Apple approves driver that lets Nvidia eGPUs work with Arm Macs

Scope of the New Driver

  • Driver enables Nvidia (and some AMD) GPUs over Thunderbolt/USB4 on Apple Silicon Macs, but only for compute.
  • No CUDA, Vulkan, nvidia-smi, or graphics/AAA gaming support; it’s tied to tinygrad’s stack.
  • Some consider the headline “misleading” because “eGPU” implies graphics; others say compute is what many care about (e.g., local LLMs).
  • Implementation appears to be a userspace driver plus tooling, with Docker used mainly to get Linux-side toolchains for Nvidia.

Performance, Bandwidth, and Hardware Constraints

  • Thunderbolt/USB4 exposes only PCIe x4, far below a typical x16 slot; TB4 ≈ 4–5 GB/s, TB5 ≈ 8 GB/s effective.
  • This is a serious bottleneck for some workloads, especially large-model streaming or graphics, but less so for many LLM inference tasks.
  • External enclosures are another cost/complexity point (PSU, cages, cables, dust, reliability).

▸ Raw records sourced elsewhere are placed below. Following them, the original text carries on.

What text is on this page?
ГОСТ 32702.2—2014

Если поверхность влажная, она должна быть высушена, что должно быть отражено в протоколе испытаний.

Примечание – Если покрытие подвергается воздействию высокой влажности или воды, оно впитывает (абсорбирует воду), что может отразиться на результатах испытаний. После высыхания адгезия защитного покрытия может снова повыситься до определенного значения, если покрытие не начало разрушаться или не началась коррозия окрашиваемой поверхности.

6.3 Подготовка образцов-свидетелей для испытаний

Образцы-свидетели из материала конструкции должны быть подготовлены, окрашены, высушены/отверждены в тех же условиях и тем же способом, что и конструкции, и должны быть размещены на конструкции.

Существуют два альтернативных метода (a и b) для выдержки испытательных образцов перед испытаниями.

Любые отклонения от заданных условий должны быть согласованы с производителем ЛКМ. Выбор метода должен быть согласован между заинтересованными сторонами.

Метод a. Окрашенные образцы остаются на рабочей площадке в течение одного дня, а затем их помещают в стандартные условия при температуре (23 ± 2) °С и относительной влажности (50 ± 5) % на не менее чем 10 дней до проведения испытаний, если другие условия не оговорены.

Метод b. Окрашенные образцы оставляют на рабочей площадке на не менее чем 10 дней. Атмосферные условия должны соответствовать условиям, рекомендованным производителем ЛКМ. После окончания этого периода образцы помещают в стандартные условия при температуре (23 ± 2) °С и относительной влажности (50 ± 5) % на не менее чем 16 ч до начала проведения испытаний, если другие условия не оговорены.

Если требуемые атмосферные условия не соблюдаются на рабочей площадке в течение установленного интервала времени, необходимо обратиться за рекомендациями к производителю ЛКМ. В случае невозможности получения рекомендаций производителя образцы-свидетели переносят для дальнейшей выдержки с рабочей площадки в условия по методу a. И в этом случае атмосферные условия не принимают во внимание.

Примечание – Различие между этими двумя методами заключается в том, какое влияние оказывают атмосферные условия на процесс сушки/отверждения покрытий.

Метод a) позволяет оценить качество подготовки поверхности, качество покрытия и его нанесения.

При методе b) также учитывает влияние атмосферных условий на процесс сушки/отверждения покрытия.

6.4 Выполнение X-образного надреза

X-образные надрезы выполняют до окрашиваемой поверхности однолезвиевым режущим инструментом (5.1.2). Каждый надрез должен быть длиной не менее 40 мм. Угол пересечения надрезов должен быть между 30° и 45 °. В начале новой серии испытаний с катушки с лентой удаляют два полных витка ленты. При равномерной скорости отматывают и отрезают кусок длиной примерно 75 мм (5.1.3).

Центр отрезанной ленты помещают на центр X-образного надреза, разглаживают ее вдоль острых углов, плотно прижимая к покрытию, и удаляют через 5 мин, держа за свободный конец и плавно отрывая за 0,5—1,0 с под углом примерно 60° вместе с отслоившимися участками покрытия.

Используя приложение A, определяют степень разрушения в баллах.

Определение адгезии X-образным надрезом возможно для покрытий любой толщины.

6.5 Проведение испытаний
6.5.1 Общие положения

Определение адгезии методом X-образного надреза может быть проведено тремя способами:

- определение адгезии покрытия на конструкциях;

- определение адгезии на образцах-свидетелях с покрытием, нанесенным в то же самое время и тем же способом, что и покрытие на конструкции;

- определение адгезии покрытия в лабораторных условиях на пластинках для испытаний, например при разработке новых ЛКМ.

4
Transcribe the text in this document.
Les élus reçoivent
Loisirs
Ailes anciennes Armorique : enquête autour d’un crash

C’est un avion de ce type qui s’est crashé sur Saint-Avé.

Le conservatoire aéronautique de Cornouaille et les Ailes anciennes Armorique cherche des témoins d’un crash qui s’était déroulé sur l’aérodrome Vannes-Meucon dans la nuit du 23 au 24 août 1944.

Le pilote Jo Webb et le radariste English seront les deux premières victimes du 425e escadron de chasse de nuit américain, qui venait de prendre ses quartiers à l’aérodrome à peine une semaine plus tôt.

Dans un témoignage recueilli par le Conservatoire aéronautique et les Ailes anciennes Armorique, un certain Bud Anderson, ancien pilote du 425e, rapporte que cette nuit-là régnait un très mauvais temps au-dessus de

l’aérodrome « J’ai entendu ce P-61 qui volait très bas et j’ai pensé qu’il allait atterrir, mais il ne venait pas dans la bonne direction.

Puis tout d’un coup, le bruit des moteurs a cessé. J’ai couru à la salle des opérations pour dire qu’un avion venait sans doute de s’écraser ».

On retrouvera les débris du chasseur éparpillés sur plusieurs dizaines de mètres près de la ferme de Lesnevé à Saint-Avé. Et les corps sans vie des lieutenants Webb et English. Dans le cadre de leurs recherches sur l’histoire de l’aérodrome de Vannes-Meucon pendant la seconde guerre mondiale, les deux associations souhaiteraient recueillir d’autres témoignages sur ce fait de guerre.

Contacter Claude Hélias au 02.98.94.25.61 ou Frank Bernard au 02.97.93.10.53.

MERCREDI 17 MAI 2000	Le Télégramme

Use Cases and Practicality

  • Enthusiasm from people with spare high-end GPUs who want local LLM inference or scientific compute on Macs.
  • Skeptics argue it’s “90% useless”: limited bandwidth, fragile support, no CUDA/Vulkan/PyTorch integration, and risk of breakage in future macOS updates.
  • Alternatives raised: just buy a cheap PC for the GPU, rent cloud GPUs, or use LAN-based “remote GPU” solutions.

Apple, Nvidia, and Platform Control

  • Debate over Apple’s historic refusal to sign Nvidia drivers and the opportunity cost (e.g., for servers or pro Macs).
  • Disagreement on whether this should trigger antitrust scrutiny; some say Apple lacks market monopoly, others argue monopolies can be defined narrowly (e.g., App Store on iOS).
  • Broader concerns about driver signing, “walled garden” policies, and whether users should be able to run any drivers/software on their hardware.

eGPU and UX Experiences

  • Mixed reports on eGPUs: some long-term stable setups, others plagued by sleep/power/connection issues.
  • Many feel traditional internal PCIe slots on Macs are effectively gone, making high-bandwidth GPU use on macOS an ongoing pain point.